Pirna. Es war wie ein Aufbäumen eines längst leckgeschlagenen Schiffes in tosender See. So, als würde man hoffen, mit Erster Hilfe einen Todkranken zu heilen. In buchstäblich letzter Minute hatten Stadträte der Fraktionen „Wir für Pirna – Freie Wähler“, der Pirnaer Bürgerinitiativen sowie der fraktionslose Abgeordnete Tim Lochner versucht, die Turmgut-Scheune in Copitz, die bald Parkplätzen weichen soll, doch noch zu retten. Schon in der August-Sitzung des Stadtrates hatten die Räte beantragt, den von der Städtischen Wohnungsgesellschaft Pirna (WGP) geplanten Abriss aufzuschieben, bis zwei Bedingungen erfüllt sind: Einerseits sollte ein Denkmalexperte der TU Dresden das Haus umfangreich dokumentieren, anderseits sollte das Landesamt für Denkmalpflege den Denkmalwert der Scheune beurteilen.

In dieser Form stand der Antrag nun auf der Stadtrats-Tagesordnung in dieser Woche. Wer aber auf eine Diskussion zu diesem Thema gehofft hatte, wurde enttäuscht. Es gab keine Debatte, nicht einmal die Antragsteller selbst äußerten sich, von einem Beschluss ganz zu schweigen. Laut Stadtverwaltung bedurfte es auch keiner Worte mehr zur Scheune, das Rathaus hatte den Antrag der Räte inzwischen als gegenstandslos eingestuft. Warum?

Man habe recherchiert, schreibt Pirnas Fachgruppenleiter Stadtentwicklung, Steffen Möhrs, in einer Stellungnahme für den Stadtrat. Ergebnis: Entgegen anderen Annahmen handle es sich bei der Scheune an der Dammstraße nicht um einen Teil des ehemaligen Turmguts. Nach Aktenlage im Bauarchiv und anhand historischen Kartenmaterials sei festzustellen, dass das ehemalige Turmgut eine Dreiseithof-Anlage war, die vermutlich zwischen 1850 und 1869 errichtet worden sei. Den Nordflügel zierte einst ein Turm. Der Nordflügel wurde laut Möhrs im Jahr 1936 bis auf einen kleinen Rest abgerissen, um dem Neubau des Hauses Hauptstraße 18 Platz zu machen.

Ursprünglich ohne Turm

Die heutige Scheune hingegen sei erst 1883 geplant und genehmigt worden und habe ursprünglich keinen Turm gehabt.
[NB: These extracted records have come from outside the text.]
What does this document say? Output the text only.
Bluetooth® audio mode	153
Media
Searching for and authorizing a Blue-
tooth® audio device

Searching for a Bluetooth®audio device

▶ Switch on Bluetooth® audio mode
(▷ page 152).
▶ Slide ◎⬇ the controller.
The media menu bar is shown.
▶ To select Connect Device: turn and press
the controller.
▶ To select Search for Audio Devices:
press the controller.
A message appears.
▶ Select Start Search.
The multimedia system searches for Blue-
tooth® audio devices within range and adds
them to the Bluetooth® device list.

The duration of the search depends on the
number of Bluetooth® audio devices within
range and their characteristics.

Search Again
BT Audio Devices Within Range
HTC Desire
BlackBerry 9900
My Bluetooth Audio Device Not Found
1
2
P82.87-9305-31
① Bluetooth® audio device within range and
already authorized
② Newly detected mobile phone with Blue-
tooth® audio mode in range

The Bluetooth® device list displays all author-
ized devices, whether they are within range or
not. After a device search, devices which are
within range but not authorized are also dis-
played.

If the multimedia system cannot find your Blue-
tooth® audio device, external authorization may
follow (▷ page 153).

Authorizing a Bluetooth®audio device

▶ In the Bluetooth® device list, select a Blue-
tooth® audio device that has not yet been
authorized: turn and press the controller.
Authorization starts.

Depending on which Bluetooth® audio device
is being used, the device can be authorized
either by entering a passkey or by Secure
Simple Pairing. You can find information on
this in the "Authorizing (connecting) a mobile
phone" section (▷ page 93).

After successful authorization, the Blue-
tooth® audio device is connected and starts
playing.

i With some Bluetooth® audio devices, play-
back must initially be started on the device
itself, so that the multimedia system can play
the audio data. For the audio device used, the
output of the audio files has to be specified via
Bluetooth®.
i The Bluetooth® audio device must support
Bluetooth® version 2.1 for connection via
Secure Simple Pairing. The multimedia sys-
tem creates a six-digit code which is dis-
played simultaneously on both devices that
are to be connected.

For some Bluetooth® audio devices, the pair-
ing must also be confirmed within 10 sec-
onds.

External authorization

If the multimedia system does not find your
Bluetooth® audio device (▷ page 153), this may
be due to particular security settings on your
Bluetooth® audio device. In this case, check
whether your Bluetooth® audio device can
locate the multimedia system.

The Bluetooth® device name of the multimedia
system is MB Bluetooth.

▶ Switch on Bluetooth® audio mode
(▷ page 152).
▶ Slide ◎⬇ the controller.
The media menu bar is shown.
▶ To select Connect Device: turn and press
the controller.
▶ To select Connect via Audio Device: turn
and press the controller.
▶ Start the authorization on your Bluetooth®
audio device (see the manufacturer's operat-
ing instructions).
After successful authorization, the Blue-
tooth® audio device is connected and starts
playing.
Vermutlich sei der Turm des historischen Nordflügels mit dem Teilabriss 1936 in die heutige Scheune integriert worden. Somit kommt die Stadt zu dem Fazit: Von dem historischen Turmgut ist seit 1936 kein vollständiges Ursprungsgebäude mehr erhalten.

Diese Erkenntnisse hätten sich aus Bauantragsunterlagen zum Scheunen-Neubau 1883 und der Hauptstraße 18 sowie aus der Recherche alter Karten und Stadtpläne ergeben. Überdies handle es sich bei der neuen Scheune um einen Vertreter ländlicher Architektur. Es sei davon auszugehen, dass solch ein Gebäude nicht einzigartig in Sachsen sei. Auch fehle der Bezug zum ehemaligen Turmgut. Daher habe das Gebäude Dammstraße 8 keine besondere ortsgeschichtliche Bedeutung. Lediglich bei dem Türmchen handle es sich vermutlich um das letzte Relikt des Turmgutes. Darüber hinaus habe das Landesamt für Denkmalpflege mitgeteilt, dass es das Gebäude nicht in die Landesdenkmalliste aufnimmt.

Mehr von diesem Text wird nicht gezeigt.